Милый Боря! Вы будете читать эти строки, когда меня не будет. Вы, может быть, пожалеете меня. Я ухожу от вас всех потому, что я малодушен. Да, я сознаю это. Минуту боли и муки, минуту, когда душа покидает безжизненную массу тела, я предпочел тем вечным мукам, тем неудовлетворенным исканиям, которые превращают жизнь в невероятные страдания. Вы понимаете меня! Вы так же страдали как я, и вся разница лишь в том, что вы, может быть, не придете к такому печальному концу, к которому пришел я. Но прежде чем решиться покончить с собой — я боролся. Боролся со всеми силами, которые только были во мне, напрягая до боли все мускулы тела, всю свою фантазию, все желания. Я старался „влюбляться“ в женщин, я рисовал себе мысленно соблазнительные картины, в которых главными действующими лицами были я и знакомые мне женщины, я ухаживал, я целовал, не получая никакого удовольствия, но стараясь внушить себе, что в этом высшее наслаждение. Наконец, я ходил к проституткам и брал их с дрожью отвращения, затаив в душе бурю негодования! О, как хотелось мне в эту минуту бросить это притворство, эту мнимую страсть к вселявшей мне отвращение к женщине и броситься в омут „непозволительных“ головокружительных наслаждений. Когда я бывал у этих женщин, и когда волна отвращения поднималась слишком высоко, чтобы не быть комичным и глупым в их глазах, я представлял себе иные картины из тех „заветных“, „запрещенных“ мечтаний — закрывал глаза и, сжав губы, кидался на ненавистную грудь. „Запрещенная“ страсть, „преступная“ любовь! Но нет, дальше, дальше. Я боялся останавливаться над этими вопросами, боялся разжигать свои робкие мечты! Забыть, забыть об этом. Переродиться. Это была моя мечта. Мое желание. Я так твердо верил, что это „ужас“, что это „позор“ так сильно воспринял уроки моего бедного отца, что стал преступником, убийцей. Да, убийцей. Я, сознательно обдумав все до мелочей, убил Колю Ремизова, сына Василия Александровича, того самого Василия Александровича, который говорил с вами часто о своем убитом сыне.
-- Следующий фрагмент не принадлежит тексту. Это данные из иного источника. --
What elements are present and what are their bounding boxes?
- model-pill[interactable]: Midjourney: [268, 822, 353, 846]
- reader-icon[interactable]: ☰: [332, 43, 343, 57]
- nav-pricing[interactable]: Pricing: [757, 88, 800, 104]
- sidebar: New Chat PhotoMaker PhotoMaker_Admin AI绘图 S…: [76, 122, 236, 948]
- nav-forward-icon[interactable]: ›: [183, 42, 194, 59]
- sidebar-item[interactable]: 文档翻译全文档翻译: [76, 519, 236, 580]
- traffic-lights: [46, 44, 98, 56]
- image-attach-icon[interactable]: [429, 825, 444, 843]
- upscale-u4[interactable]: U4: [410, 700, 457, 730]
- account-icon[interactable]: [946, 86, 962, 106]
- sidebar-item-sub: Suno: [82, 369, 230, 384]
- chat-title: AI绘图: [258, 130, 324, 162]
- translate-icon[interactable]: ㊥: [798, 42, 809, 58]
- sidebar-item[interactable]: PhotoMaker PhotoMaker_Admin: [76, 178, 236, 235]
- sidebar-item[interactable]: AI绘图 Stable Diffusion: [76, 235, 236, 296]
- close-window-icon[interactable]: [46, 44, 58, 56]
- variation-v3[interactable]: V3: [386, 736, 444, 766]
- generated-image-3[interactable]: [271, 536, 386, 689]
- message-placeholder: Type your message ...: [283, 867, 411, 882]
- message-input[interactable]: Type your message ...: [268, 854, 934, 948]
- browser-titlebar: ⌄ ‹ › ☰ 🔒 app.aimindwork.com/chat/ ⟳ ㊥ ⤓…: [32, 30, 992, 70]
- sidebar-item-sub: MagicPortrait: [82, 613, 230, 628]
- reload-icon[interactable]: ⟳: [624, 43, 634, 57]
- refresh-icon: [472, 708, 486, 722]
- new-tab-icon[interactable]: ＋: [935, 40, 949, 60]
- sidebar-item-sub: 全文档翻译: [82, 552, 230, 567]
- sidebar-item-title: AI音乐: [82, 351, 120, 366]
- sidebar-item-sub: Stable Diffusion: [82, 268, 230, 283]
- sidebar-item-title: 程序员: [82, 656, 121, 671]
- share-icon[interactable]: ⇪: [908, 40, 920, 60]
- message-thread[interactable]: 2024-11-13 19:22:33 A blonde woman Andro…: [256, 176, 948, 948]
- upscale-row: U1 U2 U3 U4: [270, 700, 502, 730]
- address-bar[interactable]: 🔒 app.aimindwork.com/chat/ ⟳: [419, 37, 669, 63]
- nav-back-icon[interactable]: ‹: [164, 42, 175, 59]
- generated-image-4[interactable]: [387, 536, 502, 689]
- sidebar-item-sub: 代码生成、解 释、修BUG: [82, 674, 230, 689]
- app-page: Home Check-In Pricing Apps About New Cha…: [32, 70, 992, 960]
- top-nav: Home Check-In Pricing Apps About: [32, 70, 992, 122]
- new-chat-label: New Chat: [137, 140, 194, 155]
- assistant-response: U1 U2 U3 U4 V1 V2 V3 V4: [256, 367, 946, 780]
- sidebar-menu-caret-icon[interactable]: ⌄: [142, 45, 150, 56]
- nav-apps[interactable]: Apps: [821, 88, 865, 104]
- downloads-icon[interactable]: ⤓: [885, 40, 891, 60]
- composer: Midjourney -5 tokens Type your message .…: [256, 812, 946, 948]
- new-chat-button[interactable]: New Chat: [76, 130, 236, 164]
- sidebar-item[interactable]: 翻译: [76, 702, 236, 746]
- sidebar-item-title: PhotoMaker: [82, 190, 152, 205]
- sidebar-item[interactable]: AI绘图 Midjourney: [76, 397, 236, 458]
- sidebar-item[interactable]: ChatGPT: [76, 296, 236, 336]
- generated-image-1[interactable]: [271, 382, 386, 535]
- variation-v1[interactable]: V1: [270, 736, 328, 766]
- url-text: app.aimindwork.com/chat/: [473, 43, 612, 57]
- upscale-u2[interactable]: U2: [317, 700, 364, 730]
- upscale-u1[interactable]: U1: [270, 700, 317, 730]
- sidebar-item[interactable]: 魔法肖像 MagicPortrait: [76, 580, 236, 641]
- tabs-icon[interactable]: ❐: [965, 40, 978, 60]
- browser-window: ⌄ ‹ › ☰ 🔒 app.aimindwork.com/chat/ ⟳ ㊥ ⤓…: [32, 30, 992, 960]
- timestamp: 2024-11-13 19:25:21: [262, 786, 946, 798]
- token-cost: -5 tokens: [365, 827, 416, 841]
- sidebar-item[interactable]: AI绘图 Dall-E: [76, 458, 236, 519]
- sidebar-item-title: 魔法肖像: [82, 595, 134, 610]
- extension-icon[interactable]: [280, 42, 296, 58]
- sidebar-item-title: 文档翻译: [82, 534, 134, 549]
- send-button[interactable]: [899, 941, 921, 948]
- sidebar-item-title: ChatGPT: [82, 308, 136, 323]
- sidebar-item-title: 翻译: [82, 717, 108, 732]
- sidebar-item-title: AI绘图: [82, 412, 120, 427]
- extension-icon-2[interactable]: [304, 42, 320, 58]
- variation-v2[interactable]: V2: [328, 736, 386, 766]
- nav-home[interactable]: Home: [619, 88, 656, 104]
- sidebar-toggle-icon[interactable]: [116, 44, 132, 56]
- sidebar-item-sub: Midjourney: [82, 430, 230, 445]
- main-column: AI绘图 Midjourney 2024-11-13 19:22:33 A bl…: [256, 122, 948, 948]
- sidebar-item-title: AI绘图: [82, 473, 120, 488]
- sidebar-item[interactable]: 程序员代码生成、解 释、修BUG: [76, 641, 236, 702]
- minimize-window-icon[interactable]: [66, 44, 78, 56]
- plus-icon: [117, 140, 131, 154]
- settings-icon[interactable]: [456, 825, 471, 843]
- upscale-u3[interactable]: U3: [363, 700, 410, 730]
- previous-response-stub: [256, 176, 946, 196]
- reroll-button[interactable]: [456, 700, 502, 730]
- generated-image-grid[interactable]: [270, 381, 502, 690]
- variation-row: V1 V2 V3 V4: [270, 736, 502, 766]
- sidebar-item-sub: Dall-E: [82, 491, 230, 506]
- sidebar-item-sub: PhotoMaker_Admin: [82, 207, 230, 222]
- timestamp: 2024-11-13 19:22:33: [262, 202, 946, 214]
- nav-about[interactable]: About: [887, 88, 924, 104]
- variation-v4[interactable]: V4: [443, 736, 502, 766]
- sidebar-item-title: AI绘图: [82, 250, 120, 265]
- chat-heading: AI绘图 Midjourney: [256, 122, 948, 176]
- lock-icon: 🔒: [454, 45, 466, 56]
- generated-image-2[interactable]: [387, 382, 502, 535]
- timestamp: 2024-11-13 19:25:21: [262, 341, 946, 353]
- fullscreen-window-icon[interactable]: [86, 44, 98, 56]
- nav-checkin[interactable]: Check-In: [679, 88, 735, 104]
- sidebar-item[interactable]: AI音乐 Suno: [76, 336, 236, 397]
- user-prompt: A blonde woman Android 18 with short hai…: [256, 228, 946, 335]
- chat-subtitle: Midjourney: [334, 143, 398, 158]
Боря! Вы содрогнетесь. Вы — такой нежный, чуткий, который и муку не решиться принудить. Да, тот самый Леша, Леша Траферетов, которого вы любили, был преступником, был убийцей. Произошло все это зимой, в один „прекрасный“ зимний, солнечный день, когда я повел на охоту Колю. Повел, для того чтобы его убить! Повел невинного, тихого, улыбающегося! Как это все произошло? Как я решился убить этого прелестного мальчика, единственного сына бедного Василия Александровича?!
Из-за любви! Понимаете ли вы Боря, из-за любви, этой проклятой, черной любви, которая отравила мою кровь, и погубила мою жизнь.
Боря! Вы думаете, мне не хочется жить? Вы думаете, мне надоело? Но я бесправный, несчастный кому я нужен? Вы думаете, на свете скверно? А тот день солнечный, зимний, в который я убил? А зима эта? Белый-белый пух — снег. Идешь, хрустит под ногами. Хрустит, как варенье розовое на зубах. А вкусный лед, холодный, который мы глотали потихоньку от учителей. Холодный и потихоньку — это главное.
А сладкая, нежная весна, когда на губах, любимых губах (не ложных, а настоящих, но запретных) появится первая улыбка весенняя. Белые зубы, руки, глаза, цветы и все, все до мелочей включительно.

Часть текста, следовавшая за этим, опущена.